The US is preparing to withdraw thousands of troops from Afghanistan after making a proposed peace deal with the Taliban.
Reports say that the troops will not leave until an agreement is finalized, hopefully well before the US enters its third decade of the war in 2021.
“While RS [Resolute Support] or DOD [The Department of Defense] can speak with more authority on this issue, we have not adjusted our troop levels in Afghanistan to reflect our discussions with either the Afghan government or the Taliban,” a State Department official said. “The presence of U.S. forces has long been conditions-based. Adjustments over the years have been conditions-based. And any future reductions or withdrawal of forces will also be conditions-based.”
The Taliban controlled Afghanistan between 1996 and 2001. They were overthrown by British and US forces in November 2001 after the deadly September 11 attacks on the World Trade Center.

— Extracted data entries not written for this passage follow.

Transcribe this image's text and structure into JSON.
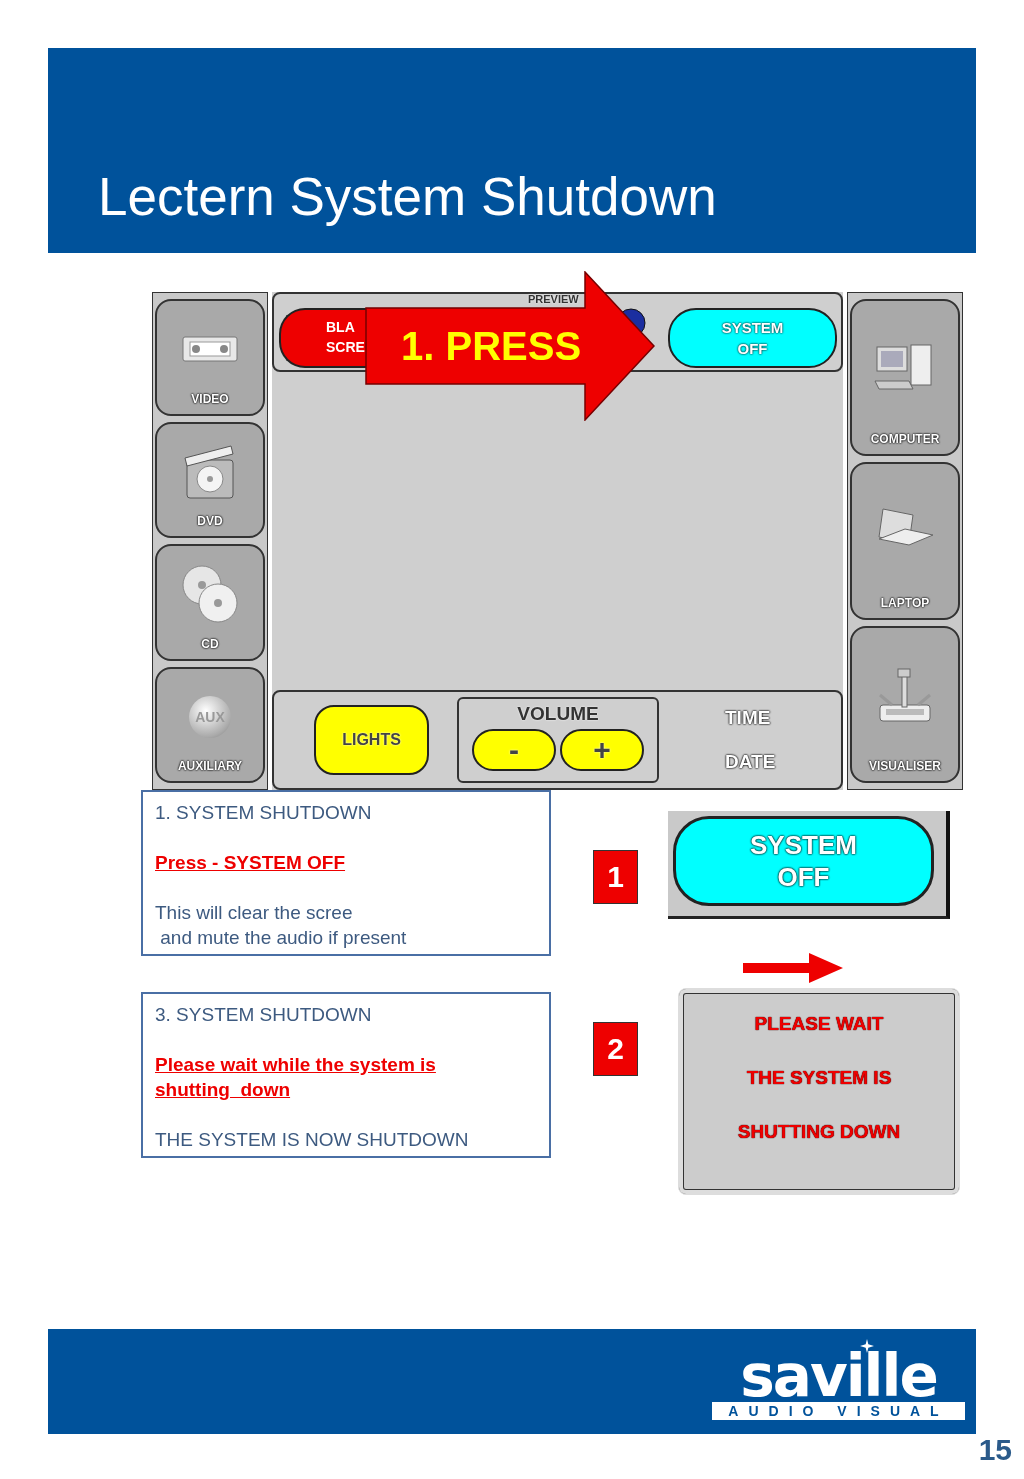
{
  "header": {
    "title": "Lectern System Shutdown"
  },
  "panel": {
    "left_sources": [
      {
        "label": "VIDEO"
      },
      {
        "label": "DVD"
      },
      {
        "label": "CD"
      },
      {
        "label": "AUXILIARY",
        "icon_text": "AUX"
      }
    ],
    "top_bar": {
      "preview_label": "PREVIEW",
      "blank_button": "BLA\nSCRE",
      "off_button": "SYSTEM\nOFF"
    },
    "bottom_bar": {
      "lights_button": "LIGHTS",
      "volume_label": "VOLUME",
      "volume_down": "-",
      "volume_up": "+",
      "time_label": "TIME",
      "date_label": "DATE"
    },
    "right_sources": [
      {
        "label": "COMPUTER"
      },
      {
        "label": "LAPTOP"
      },
      {
        "label": "VISUALISER"
      }
    ]
  },
  "callout": {
    "text": "1. PRESS"
  },
  "steps": [
    {
      "title": "1. SYSTEM SHUTDOWN",
      "action": "Press - SYSTEM OFF",
      "text": "This will clear the scree\n and mute the audio if present",
      "badge": "1",
      "arrow_before": false,
      "preview": {
        "kind": "off_button",
        "text": "SYSTEM\nOFF"
      }
    },
    {
      "title": "3. SYSTEM SHUTDOWN",
      "action": "Please wait while the system is\nshutting  down",
      "text": "THE SYSTEM IS NOW SHUTDOWN",
      "badge": "2",
      "arrow_before": true,
      "preview": {
        "kind": "wait_message",
        "lines": [
          "PLEASE WAIT",
          "THE SYSTEM IS",
          "SHUTTING DOWN"
        ]
      }
    }
  ],
  "footer": {
    "logo_name": "saville",
    "logo_tagline": "AUDIO VISUAL",
    "page_number": "15"
  }
}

The US believed at the time that Osama Bin Laden, who masterminded the attacks, was hiding in Afghanistan.
There were about 100,000 American troops deployed to Afghanistan at the height of the war in 2010. Today there are approximately 14,000. The war was begun under President George Bush and has cost thousands of American lives and injuries with suicides of vets at an all-time high.
The Washington Post reported Thursday that if the deal is finalized, the number of US troops would be reduced from 14,000 to between 8,000 and 9,000.
In exchange, the Taliban would have to negotiate a peace agreement with the Afghan government. That deal would include a cease-fire and the complete renunciation of al Qaeda.
Officials reportedly said an agreement could be finalized before Afghanistan’s elections in September.
Zalmay Khalilzad, the US Special Representative for Afghan Reconciliation, has led the negotiations between the US and the Taliban.
Khalilzad tweeted Wednesday that his recent trip to Afghanistan was his most productive one yet.
“Wrapping up my most productive visit to #Afghanistan since I took this job as Special Rep. The US and Afghanistan have agreed on next steps. And a negotiating team and technical support group are being finalized,” he said.
He added that “if the Taliban do their part, we will do ours, and conclude the agreement we have been working on.”
Taliban spokesman Zabiullah Mujahid said the group is “hopeful.”
“We are hopeful,” he told the Post. “Things look promising that there will be a breakthrough. We hope there won’t be any obstacle, but it also depends on the seriousness of the Americans.”
Sen. Lindsey Graham (R-SC) expressed his doubts about the deal on Twitter.
“Very interested to see what kind of deal is made with the Taliban in Afghanistan. One thing I know for certain — al-Qaeda and ISIS will never be at the negotiating table,” he tweeted Thursday evening.
“Mr. President, keep your foot on their throat! A meaningful counter-terrorism force is an insurance policy against another 9/11.
Fight them there so they don’t ever come here again!” Graham continued.
Meanwhile, Khalilzad is working behind the scenes to reach an agreement before the next round of talks in Qatar later this week.